Freedom in Christ
"Give me liberty or give me death!" Patrick Henry evidently placed a high value on freedom. Often, it is for "freedom" that soldiers fight on the battlefield, sometimes to take it away from others or to protect it, or to restore it to those who have lost it. In the United States, we generally think of such freedoms as the freedom of speech, freedom of religion, freedom of the press and freedom of assembly.
But there is more to freedom than simply civil laws protecting such. There are some freedoms that civil law cannot give and armies cannot secure. We have to look elsewhere for certain freedoms, and they are extremely important ones. Freedom from sin, freedom from sin's eternal consequences, freedom from hopelessness and despair, and ultimately, freedom from death.
Liberty In Christ
"Jesus was therefore saying to those Jews who had believed Him, 'If you abide in my word, then you are truly disciples of Mine; and you shall know the truth, and the truth shall make you free,'" (John 8:31,32).
When Christ came, the whole world was lying in the power of the Evil One. In the context of Jesus' promise to "know the truth and the truth shall make you free" is an objection of some who heard Him. They countered that they had never been enslaved to anyone. Besides being historically inaccurate (they had, indeed, served as slaves in Egypt, Assyria, Babylon, Persia and many Jews were slaves in Rome as they spoke), they were missing the point. Jesus explained He was talking about their being enslaved to sin (John 8:33-36).
There was pride and pretentiousness; hypocrisy and greed; hatred and selfishness. They held to outward religious form and pomp; self glory and human tradition, often setting aside God's commandment in favor of their traditions. They were self-righteous and often hard-hearted. Jesus came to free them from such, and us as well. Sin is a cruel slave master which will always kill its faithful servants in the end (Romans 6:23; 5-7; 12-14).
While the Jews dealt with these things, the Gentiles were no better off. They were enslaved to false gods (Galatians 4:8). Their degradation seemingly knew no limits (Romans 1:28-32).
Jesus came to set us all free. He was the only One who could do so. We could not free ourselves, neither could any other force in heaven or on earth. It had to be Jesus. In Him we are set free as we are made new (2 Corinthians 5:17). Remember Jesus' own words about it; this freedom is related to and dependent upon "abiding in (His) word" (John 8:31).
Be Not Subject Again
"... and do not be subject again to a yoke of slavery." (Galatians 5:1b).
The specific danger Paul addresses in the above passage (cf. Galatians 5:1-15) is a return to or dependence upon Judaism for salvation. Paul has many fine things to say about the Law of Moses. It is good; it is righteous; it led us to Christ as a schoolmaster, it spoke of the Christ to come; it is profitable for study and learning from its examples, and so forth.

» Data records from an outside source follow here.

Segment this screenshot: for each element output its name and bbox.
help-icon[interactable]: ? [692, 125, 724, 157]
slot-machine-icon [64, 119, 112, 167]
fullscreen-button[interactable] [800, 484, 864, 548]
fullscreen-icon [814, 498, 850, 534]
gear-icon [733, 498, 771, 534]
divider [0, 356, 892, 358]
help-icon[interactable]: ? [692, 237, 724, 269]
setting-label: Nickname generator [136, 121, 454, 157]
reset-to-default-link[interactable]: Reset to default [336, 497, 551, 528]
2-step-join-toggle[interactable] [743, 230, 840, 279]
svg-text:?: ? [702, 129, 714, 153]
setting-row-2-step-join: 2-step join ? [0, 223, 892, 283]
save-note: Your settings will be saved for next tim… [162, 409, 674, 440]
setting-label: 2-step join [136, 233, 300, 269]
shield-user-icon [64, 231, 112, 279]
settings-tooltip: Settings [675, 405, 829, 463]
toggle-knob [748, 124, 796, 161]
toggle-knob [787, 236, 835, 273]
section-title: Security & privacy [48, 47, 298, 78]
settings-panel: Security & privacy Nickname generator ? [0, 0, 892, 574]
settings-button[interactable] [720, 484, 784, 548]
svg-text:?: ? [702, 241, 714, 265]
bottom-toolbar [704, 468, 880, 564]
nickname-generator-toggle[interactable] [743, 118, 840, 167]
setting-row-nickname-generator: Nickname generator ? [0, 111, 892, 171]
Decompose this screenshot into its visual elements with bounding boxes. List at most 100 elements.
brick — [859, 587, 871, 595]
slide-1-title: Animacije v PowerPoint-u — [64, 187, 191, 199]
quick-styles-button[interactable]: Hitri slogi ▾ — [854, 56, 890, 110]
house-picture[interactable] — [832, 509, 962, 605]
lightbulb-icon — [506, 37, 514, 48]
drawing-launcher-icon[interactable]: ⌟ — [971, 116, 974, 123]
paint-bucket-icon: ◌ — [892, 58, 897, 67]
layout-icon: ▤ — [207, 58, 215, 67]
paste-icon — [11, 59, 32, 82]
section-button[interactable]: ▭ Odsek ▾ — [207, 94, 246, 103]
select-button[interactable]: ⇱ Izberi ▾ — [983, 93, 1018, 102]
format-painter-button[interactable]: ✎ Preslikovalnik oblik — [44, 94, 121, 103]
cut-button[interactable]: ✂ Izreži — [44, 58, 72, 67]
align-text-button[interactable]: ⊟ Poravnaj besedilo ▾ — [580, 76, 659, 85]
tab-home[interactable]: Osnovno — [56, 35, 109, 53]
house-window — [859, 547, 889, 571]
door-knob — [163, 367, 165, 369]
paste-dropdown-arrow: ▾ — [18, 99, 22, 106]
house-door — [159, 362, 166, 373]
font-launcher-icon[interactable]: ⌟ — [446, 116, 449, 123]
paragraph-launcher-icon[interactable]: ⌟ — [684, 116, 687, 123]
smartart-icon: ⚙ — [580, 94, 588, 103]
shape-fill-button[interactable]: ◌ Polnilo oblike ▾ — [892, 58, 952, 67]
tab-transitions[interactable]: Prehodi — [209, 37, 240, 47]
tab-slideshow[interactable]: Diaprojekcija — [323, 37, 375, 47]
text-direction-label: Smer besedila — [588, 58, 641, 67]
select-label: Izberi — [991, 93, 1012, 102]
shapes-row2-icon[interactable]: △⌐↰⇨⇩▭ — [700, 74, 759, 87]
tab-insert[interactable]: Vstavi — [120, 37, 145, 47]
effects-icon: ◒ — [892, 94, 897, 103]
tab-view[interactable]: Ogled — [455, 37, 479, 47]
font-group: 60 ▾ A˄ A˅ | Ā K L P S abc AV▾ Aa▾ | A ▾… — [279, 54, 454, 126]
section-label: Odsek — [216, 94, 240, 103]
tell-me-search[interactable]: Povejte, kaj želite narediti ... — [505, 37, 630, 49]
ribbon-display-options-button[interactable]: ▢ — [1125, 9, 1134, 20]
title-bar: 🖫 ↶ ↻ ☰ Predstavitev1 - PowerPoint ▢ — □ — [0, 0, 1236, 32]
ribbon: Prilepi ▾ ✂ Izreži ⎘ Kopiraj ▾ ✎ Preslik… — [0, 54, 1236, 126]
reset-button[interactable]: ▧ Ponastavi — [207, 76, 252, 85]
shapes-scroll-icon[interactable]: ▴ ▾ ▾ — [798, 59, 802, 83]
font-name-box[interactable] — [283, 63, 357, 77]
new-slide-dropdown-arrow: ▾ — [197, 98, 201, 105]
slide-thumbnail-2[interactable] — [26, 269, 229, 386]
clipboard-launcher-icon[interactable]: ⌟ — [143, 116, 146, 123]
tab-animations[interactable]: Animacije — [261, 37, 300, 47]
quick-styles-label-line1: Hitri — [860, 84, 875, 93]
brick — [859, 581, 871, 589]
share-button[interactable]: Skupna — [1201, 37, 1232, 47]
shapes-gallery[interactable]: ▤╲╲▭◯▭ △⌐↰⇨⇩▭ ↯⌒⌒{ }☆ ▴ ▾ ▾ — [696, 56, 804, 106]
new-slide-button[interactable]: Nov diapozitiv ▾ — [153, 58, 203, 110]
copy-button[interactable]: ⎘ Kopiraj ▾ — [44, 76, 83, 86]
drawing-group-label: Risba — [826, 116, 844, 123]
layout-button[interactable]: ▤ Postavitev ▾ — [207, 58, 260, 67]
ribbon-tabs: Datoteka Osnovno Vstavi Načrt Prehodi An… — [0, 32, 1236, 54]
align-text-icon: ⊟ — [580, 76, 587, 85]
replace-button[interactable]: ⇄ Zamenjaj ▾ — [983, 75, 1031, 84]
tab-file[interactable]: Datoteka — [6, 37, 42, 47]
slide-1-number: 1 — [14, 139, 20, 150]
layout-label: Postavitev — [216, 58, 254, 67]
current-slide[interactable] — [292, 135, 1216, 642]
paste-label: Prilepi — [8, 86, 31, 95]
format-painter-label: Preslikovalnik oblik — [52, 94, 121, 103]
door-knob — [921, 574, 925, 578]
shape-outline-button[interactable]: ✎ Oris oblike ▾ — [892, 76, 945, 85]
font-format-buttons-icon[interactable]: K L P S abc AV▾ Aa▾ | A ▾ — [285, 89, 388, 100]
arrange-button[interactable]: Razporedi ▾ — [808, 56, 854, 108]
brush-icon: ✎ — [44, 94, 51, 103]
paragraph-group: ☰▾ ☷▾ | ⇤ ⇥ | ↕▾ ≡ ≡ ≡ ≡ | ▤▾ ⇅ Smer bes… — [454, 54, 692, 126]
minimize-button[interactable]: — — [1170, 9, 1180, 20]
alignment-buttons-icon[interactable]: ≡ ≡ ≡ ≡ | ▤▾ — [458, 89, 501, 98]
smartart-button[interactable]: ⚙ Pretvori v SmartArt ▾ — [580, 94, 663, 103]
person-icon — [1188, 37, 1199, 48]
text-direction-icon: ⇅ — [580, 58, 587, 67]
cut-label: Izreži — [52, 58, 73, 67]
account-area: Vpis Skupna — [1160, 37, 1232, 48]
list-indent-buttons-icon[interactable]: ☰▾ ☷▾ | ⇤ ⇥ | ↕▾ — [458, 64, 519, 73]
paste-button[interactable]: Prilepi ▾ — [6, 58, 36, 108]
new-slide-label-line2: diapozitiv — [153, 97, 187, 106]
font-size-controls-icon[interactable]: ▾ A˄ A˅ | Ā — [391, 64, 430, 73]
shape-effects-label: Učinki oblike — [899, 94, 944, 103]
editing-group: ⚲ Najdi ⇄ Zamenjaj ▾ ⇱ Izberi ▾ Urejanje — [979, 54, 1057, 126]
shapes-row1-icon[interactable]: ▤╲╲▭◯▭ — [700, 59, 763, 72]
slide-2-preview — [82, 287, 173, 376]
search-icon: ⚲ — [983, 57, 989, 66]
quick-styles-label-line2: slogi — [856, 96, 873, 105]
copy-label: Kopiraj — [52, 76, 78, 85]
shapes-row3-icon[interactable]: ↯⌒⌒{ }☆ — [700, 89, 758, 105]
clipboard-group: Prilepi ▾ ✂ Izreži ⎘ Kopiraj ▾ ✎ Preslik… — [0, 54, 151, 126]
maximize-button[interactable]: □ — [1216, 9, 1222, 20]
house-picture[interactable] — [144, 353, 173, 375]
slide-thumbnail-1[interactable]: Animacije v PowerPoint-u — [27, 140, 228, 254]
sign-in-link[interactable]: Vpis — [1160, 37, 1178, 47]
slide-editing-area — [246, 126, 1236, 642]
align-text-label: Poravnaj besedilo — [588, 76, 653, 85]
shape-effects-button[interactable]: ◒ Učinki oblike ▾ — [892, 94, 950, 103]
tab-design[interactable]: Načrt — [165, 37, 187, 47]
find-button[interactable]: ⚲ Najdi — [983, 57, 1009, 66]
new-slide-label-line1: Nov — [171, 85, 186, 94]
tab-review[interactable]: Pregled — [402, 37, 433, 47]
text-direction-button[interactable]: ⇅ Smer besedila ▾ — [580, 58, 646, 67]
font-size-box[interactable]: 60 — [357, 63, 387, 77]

But it could not justify, and returning to it for justification would only result in enslavement.
False teachers were demanding the continuing observance of the Law; and even that the Gentiles, to whom the Law was never given, subject themselves to its ordinances. Paul writes, "Therefore, let no one act as your judge in regard to food or drink or in respect to a festival or a new moon or a Sabbath day..." (Colossians 2:16).
Additionally, there were false teachers of other sorts trying to adulterate the gospel with human philosophy and traditions (Colossians 2:8-10). Paul's answer: "But even though we, or an angel from heaven, should preach to you a gospel contrary to that which we have preached to you, let him be accursed." (Galatians 6:8).
The Answer To A Present Danger
"For sin shall not be the master over you, for you are not under Law, but under grace." (Romans 6:14).
We must stand guard over our freedom in Christ, else we may well find our liberty eroded and ourselves enslaved again. Peter warns that the final state of enslavement can be even worse than the first so encourages the faithful not to allow themselves to be led astray by false promises (2 Peter 2:18-22).
Even as Jesus referred to the Pharisees of His day as being enslaved, there are those today who think like the Pharisees thought. They are prideful and hypocritical. They look for a physical kingdom of silver and gold instead of a spiritual kingdom of truth and righteousness. They are steeped in human religious tradition and creeds, while setting aside the doctrine of Christ. Do not let the modern version of the Pharisee rob you of your freedom!
Neither let empty human philosophy take your freedom away. The names of the philosophies may have changed (now we have humanism, modernism and so forth) but the effects are still the same. They cannot save. Only the gospel can do that (1 Corinthians 1:18-22). The world is constantly bombarding us with words to entice us away from our salvation. Our answer: "It was for freedom that Christ set us free; therefore keep standing firm and do not be subject again to a yoke of slavery." (Galatians 5:1).